Grantberg drops the paper like its spelling is contagious and slides it back across the table. “What about you, Patrice?”
The ever-disorganized Belgian woman looks up from her mess of papers like a shined deer.
“Never mind,” he sighs. Then he reaches over and grabs a bunch of papers off the top of my pile. “Hey. This one is in Spanish.” His bony fingers riffle through the rest. “This one too. And this one.”
Kelli carefully presses a coffee cup against her multiply-pierced bottom lip. “We send all the students who want to write in Spanish to Nick.”
Grantberg cocks an eyebrow at me. “Is that true?” When I shrug noncommittally, he wags his Van Dyke in disapproving surprise. “Don’t you realize that’s against policy?”
A reference to the University of California’s monolingual policy. Unless you’re taking a foreign language, all instruction and coursework must be in English. I could get called on the dean’s carpet for letting students write exams and papers in Spanish. Not like that’ll ever happen. UCLA’s Hispanic enrollment is embarrassingly low, the dropout rate embarrassingly high. The dean would probably thank me.
I reach over and reclaim my papers. “Next time I’ll tell those Hispanic students this is America and they should write in American.”
Grantberg sets his glasses on the table and massages the brow of his nose. “This isn’t a decision in our power to revisit, Nick. As professional educators, we have to uphold university policy. Right, people?”
Only Patrice bothers to nod. Erik and Kelli keep flipping through their papers, comparing funny manglings of European history. “Astro-Hungry Empire!” Erik blurts, and they dissolve into giggles.
Fuck you the professor mouths in my general direction, remounting his glasses. That’s it for pushback. Grantberg is a lot of adjectives, but quixotic isn’t one of them. He knows the score. UCLA didn’t hire him, it hired his Harvard doctorate — and only for the academic year. Those contracts are never renewed. Next year he’ll be lecturing at a different institution. Someplace urban with gay bathhouses, if he’s lucky. In homophobic flyover country, if he’s not. He’s on the visiting instructor merry-go-round until he falls off.

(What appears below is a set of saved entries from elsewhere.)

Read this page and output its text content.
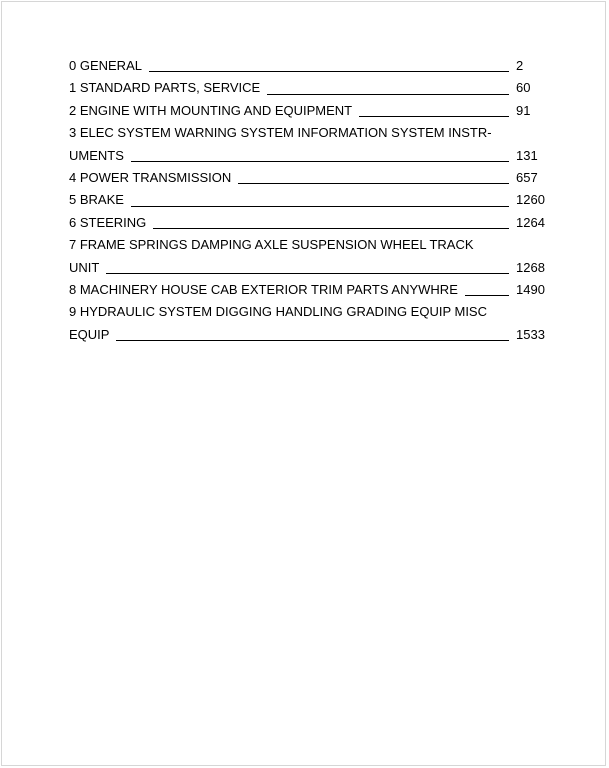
0 GENERAL	2
1 STANDARD PARTS, SERVICE	60
2 ENGINE WITH MOUNTING AND EQUIPMENT	91
3 ELEC SYSTEM WARNING SYSTEM INFORMATION SYSTEM INSTR-
UMENTS	131
4 POWER TRANSMISSION	657
5 BRAKE	1260
6 STEERING	1264
7 FRAME SPRINGS DAMPING AXLE SUSPENSION WHEEL TRACK
UNIT	1268
8 MACHINERY HOUSE CAB EXTERIOR TRIM PARTS ANYWHRE	1490
9 HYDRAULIC SYSTEM DIGGING HANDLING GRADING EQUIP MISC
EQUIP	1533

Someday we’ll be in his tasseled loafers and elbow patches and pasty skin. Assuming we even get a contract. UCLA isn’t much of an academic brand compared to Harvard. Get your Ph.D. from UCLA and all you’ve proven is that you couldn’t get your Ph.D. from someplace like Harvard.
Afterward we file out in a discontented line, Grantberg because he’s unemployed at the conclusion of this academic year, my colleagues because they’ve got papers to grade, me because the weekend awaits. Another one. Usually it’s places to go, people to see — even if it’s just the library and Phoebe again. Except I don’t have Phoebe anymore. She’s doing her ex-girlfriend impression, which means I’m on intimate terms with her voicemail instead of her anatomy. This weekend will be a lot of library and a little wanking, as if I’m an undergrad at Iowa State again.